Trial registration number
n/a
Small Vessel Disease
ESOC19-2409
REPRESENTATION OF BLOOD FLOW IN PERFORATING BASAL GANGLIA ARTERIES OF PATIENTS WITH CEREBRAL SMALL VESSEL DISEASE (CSVD) AT 7 TESLA MRI.
1Otto-von-Guericke University, Department of Neurology, Magdeburg, Germany
2Helmholtz Association, German Center for Neurodegenerative Diseases DZNE, Magdeburg, Germany
Background and Aims
Interest in the small vessels’ pathology is growing because of its contribution to cognitive impairment (Pantoni et al., 2009) and its possible interaction with AD-related pathology (Boyle et al., 2018). CSVD affects small vessels, including the perforating arteries of the basal ganglia.

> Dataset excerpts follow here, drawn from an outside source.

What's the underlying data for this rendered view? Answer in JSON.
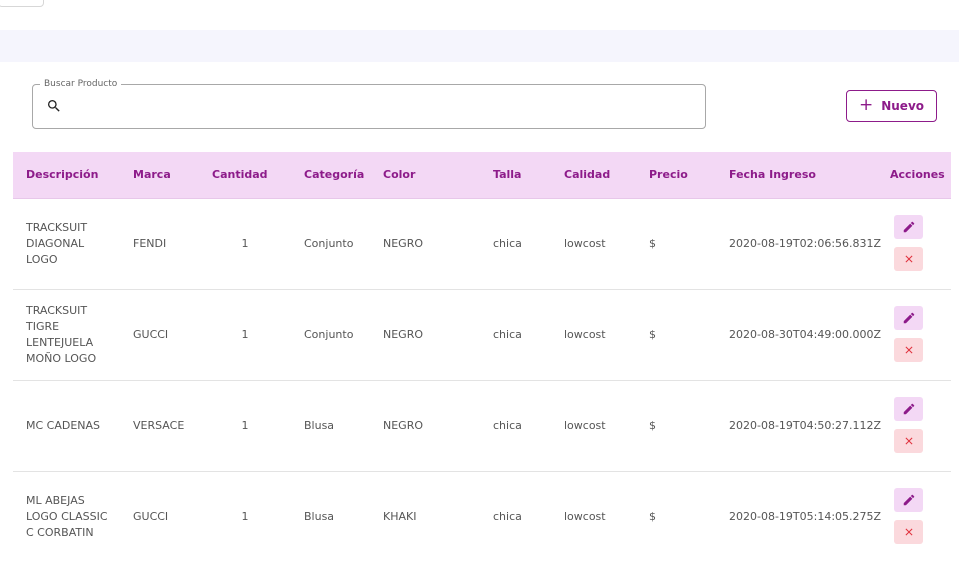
{
  "search": {
    "label": "Buscar Producto",
    "value": "",
    "placeholder": ""
  },
  "toolbar": {
    "new_label": "Nuevo"
  },
  "table": {
    "headers": {
      "descripcion": "Descripción",
      "marca": "Marca",
      "cantidad": "Cantidad",
      "categoria": "Categoría",
      "color": "Color",
      "talla": "Talla",
      "calidad": "Calidad",
      "precio": "Precio",
      "fecha": "Fecha Ingreso",
      "acciones": "Acciones"
    },
    "rows": [
      {
        "descripcion": "TRACKSUIT DIAGONAL LOGO",
        "marca": "FENDI",
        "cantidad": "1",
        "categoria": "Conjunto",
        "color": "NEGRO",
        "talla": "chica",
        "calidad": "lowcost",
        "precio": "$",
        "fecha": "2020-08-19T02:06:56.831Z"
      },
      {
        "descripcion": "TRACKSUIT TIGRE LENTEJUELA MOÑO LOGO",
        "marca": "GUCCI",
        "cantidad": "1",
        "categoria": "Conjunto",
        "color": "NEGRO",
        "talla": "chica",
        "calidad": "lowcost",
        "precio": "$",
        "fecha": "2020-08-30T04:49:00.000Z"
      },
      {
        "descripcion": "MC CADENAS",
        "marca": "VERSACE",
        "cantidad": "1",
        "categoria": "Blusa",
        "color": "NEGRO",
        "talla": "chica",
        "calidad": "lowcost",
        "precio": "$",
        "fecha": "2020-08-19T04:50:27.112Z"
      },
      {
        "descripcion": "ML ABEJAS LOGO CLASSIC C CORBATIN",
        "marca": "GUCCI",
        "cantidad": "1",
        "categoria": "Blusa",
        "color": "KHAKI",
        "talla": "chica",
        "calidad": "lowcost",
        "precio": "$",
        "fecha": "2020-08-19T05:14:05.275Z"
      }
    ]
  },
  "icons": {
    "search": "search-icon",
    "add": "plus-icon",
    "edit": "pencil-icon",
    "delete": "close-icon"
  },
  "colors": {
    "accent": "#8d1b8a",
    "header_bg": "#f3d8f5",
    "delete": "#e0303c",
    "delete_bg": "#fbd9dd",
    "band": "#f5f5fd"
  }
}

Because of their small dimension, in vivo analysis of blood flow in these arteries is challenging.
Methods
We applied an innovative 2D-Flow sequence at 7 Tesla MRI (Bouvy et al., 2016) in order to assess the blood flow velocity and pulsatility index (PI) of these arteries in 20 CSVD patients (mean [SD] age 71 [9] years, 65% male) and 28 healthy elderly controls (70 [9] years, 62% male). Vascular risk factors were also available in this cohort. Furthermore, we obtained MRI measures of 8 participants approximately a year from baseline. Using a MATLAB-based tool, we calculated the individual and average blood flow velocity curve and the PI value.
Results
A positive correlation between age and PI (r = 0.57, p < 0.001) was demonstrated, irrespective of presence of CSVD.
Conclusions
Our results suggest that age might be a main factor influencing small vessels’ stiffness, as it has already been shown in larger vessels (Zarrinkoob et al., 2016). We possibly failed to observe differences between groups because not all CSVD subjects in our cohort were severely affected by the disease, when compared to previous studies (Geurts et al., 2018).